Antipsychotic-Induced Weight Gain: Dose-Response Meta-Analysis of Randomized Controlled Trials.

机构信息

Department of Psychiatry and Psychotherapy, School of Medicine, Technical University of Munich, Munich, Germany.

Shanghai Key Laboratory of Psychotic Disorders, Shanghai Mental Health Center, Shanghai Jiao Tong University School of Medicine, Shanghai, China.

出版信息

Schizophr Bull. 2022 May 7;48(3):643-654. doi: 10.1093/schbul/sbac001.

Abstract

BACKGROUND

Weight gain is among the most important side-effects of antipsychotics. It is, however, unclear whether it is associated with antipsychotic doses.

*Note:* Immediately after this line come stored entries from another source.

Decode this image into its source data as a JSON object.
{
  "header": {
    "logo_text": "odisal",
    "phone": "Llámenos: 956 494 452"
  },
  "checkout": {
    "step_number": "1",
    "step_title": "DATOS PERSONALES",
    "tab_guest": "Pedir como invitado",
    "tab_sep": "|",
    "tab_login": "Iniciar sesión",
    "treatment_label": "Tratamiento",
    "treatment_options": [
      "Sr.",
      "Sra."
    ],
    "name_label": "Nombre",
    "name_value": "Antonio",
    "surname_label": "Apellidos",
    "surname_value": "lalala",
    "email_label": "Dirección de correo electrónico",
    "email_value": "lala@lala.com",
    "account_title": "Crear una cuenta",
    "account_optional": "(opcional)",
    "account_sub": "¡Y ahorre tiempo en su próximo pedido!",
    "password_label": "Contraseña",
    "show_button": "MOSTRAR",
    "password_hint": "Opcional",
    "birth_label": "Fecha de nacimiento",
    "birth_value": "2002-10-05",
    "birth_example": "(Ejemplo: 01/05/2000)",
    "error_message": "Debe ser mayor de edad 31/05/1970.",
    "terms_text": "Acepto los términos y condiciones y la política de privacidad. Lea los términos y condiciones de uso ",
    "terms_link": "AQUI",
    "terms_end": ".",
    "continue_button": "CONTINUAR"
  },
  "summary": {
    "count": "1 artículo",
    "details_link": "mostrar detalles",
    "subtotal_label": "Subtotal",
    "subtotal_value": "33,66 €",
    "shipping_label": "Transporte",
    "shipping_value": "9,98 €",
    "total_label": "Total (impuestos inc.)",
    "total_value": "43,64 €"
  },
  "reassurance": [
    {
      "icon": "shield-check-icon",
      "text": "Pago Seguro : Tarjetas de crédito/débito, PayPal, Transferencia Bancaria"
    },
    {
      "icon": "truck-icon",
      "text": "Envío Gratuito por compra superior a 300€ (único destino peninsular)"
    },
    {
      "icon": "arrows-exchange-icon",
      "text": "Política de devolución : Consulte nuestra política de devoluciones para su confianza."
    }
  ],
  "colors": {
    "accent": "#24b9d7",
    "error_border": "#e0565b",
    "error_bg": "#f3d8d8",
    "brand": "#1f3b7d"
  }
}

We aimed to fill this gap with a dose-response meta-analysis.

METHODS

We searched multiple electronic databases (last update search June 2021) for all fixed-dose studies that investigated 16 second-generation antipsychotics and haloperidol in adults with acute exacerbation of schizophrenia or with negative symptoms. We estimated the dose-response curves by conducting random-effects dose-response meta-analyses. We used the restricted cubic spline to model the dose-response relationship. The primary outcome was mean weight gain in kg from baseline to endpoint, the secondary outcome was the number of patients with clinically important weight gain.

FINDINGS

Ninety-seven studies with 333 dose arms (36 326 participants) provided data for meta-analyses. Most studies were short-term with median duration of 6 weeks (range 4 to 26 weeks). In patients with acute exacerbation, amisulpride, aripiprazole, brexpiprazole, cariprazine, haloperidol, lumateperone, and lurasidone produced mild weight gain in comparison to placebo (mean difference at any dose≤1 kg), while more significant weight gain was observed by all other drugs. For most drugs, dose-response curves showed an initial dose-related increase in weight which plateaued at higher doses, while for others there was no plateau and some even had bell-shaped curves, meaning less weight gain to be associated with higher doses.

INTERPRETATION

Second-generation antipsychotics do not only differ in their propensity to produce weight gain, but also in the shapes of their dose-response curves. This information is important for dosing decisions in clinical practice.

摘要

背景

体重增加是抗精神病药最重要的副作用之一。然而,目前尚不清楚它是否与抗精神病药剂量有关。我们旨在通过剂量-反应荟萃分析来填补这一空白。

方法

我们在多个电子数据库(最后更新搜索日期为 2021 年 6 月)中搜索了所有固定剂量的研究,这些研究调查了 16 种第二代抗精神病药和氟哌啶醇在急性加重期精神分裂症或阴性症状的成年人中的作用。我们通过进行随机效应剂量-反应荟萃分析来估计剂量-反应曲线。我们使用限制性立方样条来模拟剂量-反应关系。主要结局是从基线到终点的平均体重增加(kg),次要结局是有临床意义的体重增加的患者数量。

结果

97 项研究中有 333 个剂量臂(36326 名参与者)提供了用于荟萃分析的数据。大多数研究为短期研究,中位数持续时间为 6 周(范围为 4 至 26 周)。在急性加重期患者中,与安慰剂相比,氨磺必利、阿立哌唑、布瑞哌唑、卡利培嗪、氟哌啶醇、卢美哌隆和鲁拉西酮产生轻度体重增加(任何剂量的平均差异≤1kg),而其他药物则观察到更显著的体重增加。对于大多数药物,剂量-反应曲线显示出初始剂量相关的体重增加,然后在较高剂量下趋于平稳,而对于其他药物则没有平稳期,有些甚至呈钟形曲线,这意味着较高剂量与体重减轻相关。

结论

第二代抗精神病药不仅在引起体重增加的倾向方面存在差异,而且在其剂量-反应曲线的形状上也存在差异。这些信息对于临床实践中的剂量决策很重要。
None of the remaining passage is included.